All of this has a crucial behavioral component: inflation expectations. Central banking has always been a confidence game. Monetary policymakers care deeply about market, consumer and professional inflation forecasts. Currently, they are all pointing higher. The US 5-year break-even inflation rate (a market-derived proxy for inflation expectations) has gone from an all-out collapse last March to breaking out of its historical range and hitting the highest level in nearly 13 years. The University of Michigan’s latest consumer survey is showing 5-year expectations hit a decade high of 3.1%.  And the Philly Fed’s latest survey of professional forecasters, which fluctuates far less dramatically than consumer expectations and does not consistently overestimate inflation, showed expectations for 10-year PCE inflation breaching the Fed’s 2% target.

The glaring risk here is that forecasts become self-fulfilling prophecies. If inflation is expected to be higher in the future, people will be willing to pay more at current prices. As inflation rises above target, expectations become un-anchored. And then, with compromised central bank credibility, markets may not trust policymakers to guide inflation back down. Global central banks are making a big gamble that currently high inflation can revert serenely back to its previous course.

Investment Implications

Human beings have a habit of framing outlooks in a binary way: will there be inflation or will there not? Or, investors focus on point forecasts: just how high will inflation be? Those are the wrong questions. Markets react to changes at the margin. And, importantly, they react to the interplay between expectations and the actual incoming data.

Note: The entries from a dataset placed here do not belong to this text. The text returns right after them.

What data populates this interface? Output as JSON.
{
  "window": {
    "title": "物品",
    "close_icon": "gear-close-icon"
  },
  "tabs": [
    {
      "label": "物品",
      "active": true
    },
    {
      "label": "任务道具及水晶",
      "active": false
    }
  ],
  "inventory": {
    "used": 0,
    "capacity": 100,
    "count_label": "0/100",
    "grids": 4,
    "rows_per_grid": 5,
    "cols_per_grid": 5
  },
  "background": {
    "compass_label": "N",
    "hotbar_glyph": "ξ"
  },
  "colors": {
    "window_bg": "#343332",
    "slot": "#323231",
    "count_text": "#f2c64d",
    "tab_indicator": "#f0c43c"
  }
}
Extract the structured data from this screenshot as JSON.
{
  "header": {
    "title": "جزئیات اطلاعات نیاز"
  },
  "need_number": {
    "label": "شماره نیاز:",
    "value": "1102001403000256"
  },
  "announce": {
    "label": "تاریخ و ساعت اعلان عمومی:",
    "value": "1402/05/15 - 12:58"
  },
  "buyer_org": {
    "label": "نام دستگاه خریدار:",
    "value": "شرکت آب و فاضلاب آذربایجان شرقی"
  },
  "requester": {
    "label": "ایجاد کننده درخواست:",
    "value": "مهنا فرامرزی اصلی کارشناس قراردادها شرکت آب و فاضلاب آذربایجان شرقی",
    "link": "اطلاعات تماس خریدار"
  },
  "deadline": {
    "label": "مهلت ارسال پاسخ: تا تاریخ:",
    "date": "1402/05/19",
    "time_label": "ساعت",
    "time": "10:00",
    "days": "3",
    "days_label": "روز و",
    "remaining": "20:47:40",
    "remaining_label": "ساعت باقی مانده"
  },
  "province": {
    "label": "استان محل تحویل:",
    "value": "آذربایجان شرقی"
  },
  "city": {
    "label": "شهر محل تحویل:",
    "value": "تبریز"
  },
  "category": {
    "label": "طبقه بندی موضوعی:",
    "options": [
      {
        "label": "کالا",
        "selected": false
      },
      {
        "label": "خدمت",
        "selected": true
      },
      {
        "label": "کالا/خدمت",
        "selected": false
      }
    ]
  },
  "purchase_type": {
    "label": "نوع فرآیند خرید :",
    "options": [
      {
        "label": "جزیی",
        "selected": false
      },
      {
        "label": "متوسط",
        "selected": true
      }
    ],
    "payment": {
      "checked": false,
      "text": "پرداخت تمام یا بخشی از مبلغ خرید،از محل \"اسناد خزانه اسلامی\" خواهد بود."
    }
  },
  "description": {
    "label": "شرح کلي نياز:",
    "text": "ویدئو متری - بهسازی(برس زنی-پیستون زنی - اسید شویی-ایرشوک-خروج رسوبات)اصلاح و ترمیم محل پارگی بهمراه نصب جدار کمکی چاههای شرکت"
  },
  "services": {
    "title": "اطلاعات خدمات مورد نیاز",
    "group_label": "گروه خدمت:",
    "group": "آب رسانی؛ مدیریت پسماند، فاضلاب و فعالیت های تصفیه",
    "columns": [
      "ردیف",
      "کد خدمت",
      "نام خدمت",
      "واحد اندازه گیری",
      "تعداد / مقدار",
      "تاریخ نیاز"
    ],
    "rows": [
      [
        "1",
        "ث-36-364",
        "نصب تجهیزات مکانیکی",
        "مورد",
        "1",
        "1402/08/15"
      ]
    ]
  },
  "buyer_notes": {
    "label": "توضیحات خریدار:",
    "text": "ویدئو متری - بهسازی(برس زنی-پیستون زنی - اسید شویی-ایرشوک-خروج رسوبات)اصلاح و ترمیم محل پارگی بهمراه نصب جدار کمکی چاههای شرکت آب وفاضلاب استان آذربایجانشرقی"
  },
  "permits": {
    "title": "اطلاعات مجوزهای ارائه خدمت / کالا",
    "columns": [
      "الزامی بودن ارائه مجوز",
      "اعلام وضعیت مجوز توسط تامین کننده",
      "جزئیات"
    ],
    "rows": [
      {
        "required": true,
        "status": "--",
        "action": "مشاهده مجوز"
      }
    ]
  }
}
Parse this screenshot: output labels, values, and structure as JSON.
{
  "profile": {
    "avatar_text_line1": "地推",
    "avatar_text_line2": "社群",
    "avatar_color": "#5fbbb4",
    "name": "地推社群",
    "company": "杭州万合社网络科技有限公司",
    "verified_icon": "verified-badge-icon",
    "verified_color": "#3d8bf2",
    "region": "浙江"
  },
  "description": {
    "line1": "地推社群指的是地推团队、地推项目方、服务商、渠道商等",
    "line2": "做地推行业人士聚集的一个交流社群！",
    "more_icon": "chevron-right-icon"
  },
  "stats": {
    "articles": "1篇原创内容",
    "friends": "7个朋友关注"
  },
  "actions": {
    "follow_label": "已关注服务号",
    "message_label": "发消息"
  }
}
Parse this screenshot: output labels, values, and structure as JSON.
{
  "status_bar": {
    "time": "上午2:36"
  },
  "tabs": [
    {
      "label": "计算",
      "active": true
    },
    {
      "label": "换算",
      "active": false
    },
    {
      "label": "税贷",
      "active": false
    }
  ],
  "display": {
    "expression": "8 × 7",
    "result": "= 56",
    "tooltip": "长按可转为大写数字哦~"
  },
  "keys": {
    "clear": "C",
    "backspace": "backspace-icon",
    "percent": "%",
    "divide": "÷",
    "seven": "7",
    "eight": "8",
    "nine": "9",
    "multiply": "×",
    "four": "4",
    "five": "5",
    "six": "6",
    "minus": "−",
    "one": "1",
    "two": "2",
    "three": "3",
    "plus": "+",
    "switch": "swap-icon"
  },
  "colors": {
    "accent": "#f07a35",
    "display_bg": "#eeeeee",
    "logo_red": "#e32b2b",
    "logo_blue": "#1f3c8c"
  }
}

That means the best approach for investors is to plan for asymmetry in positioning. The reality is that much of today’s asset prices still reflect the disinflationary trends of the last 40 years. Western government bonds, in particular, are still pricing in a deflationary ice age. Complacency remains high. And, now, evidence is surfacing that points to a shift in investment regimes. Momentum is shifting everywhere. For example, the iShares US Momentum ETF is set for a huge makeover this week, with 68% of its holdings changing (tech falls from 40% to 17%, while financials move up from less than 2% to 33%).

Over the coming 3 – 5 years, our investment team expects inflation to average modestly higher than the last two decades. Yet even with this moderate shift, investment leadership will radically change. Losing investments will be those that have been bid up on the “lower forever” inflation thesis. This includes the long-duration growth tech stocks that have become today’s darlings. Winners include bank stocks (which have become well-capitalized and are natural beneficiaries of a steepening yield curve) and industrials (and other sectors that can pass through rising costs). Other cyclical industries will come back in vogue. Emerging market bonds will catch a steady bid as there are few yield plays that offer positive real rates.  Higher growth and higher inflation holds the key to these secular shifts. Markets are nowhere close to pricing any of this in.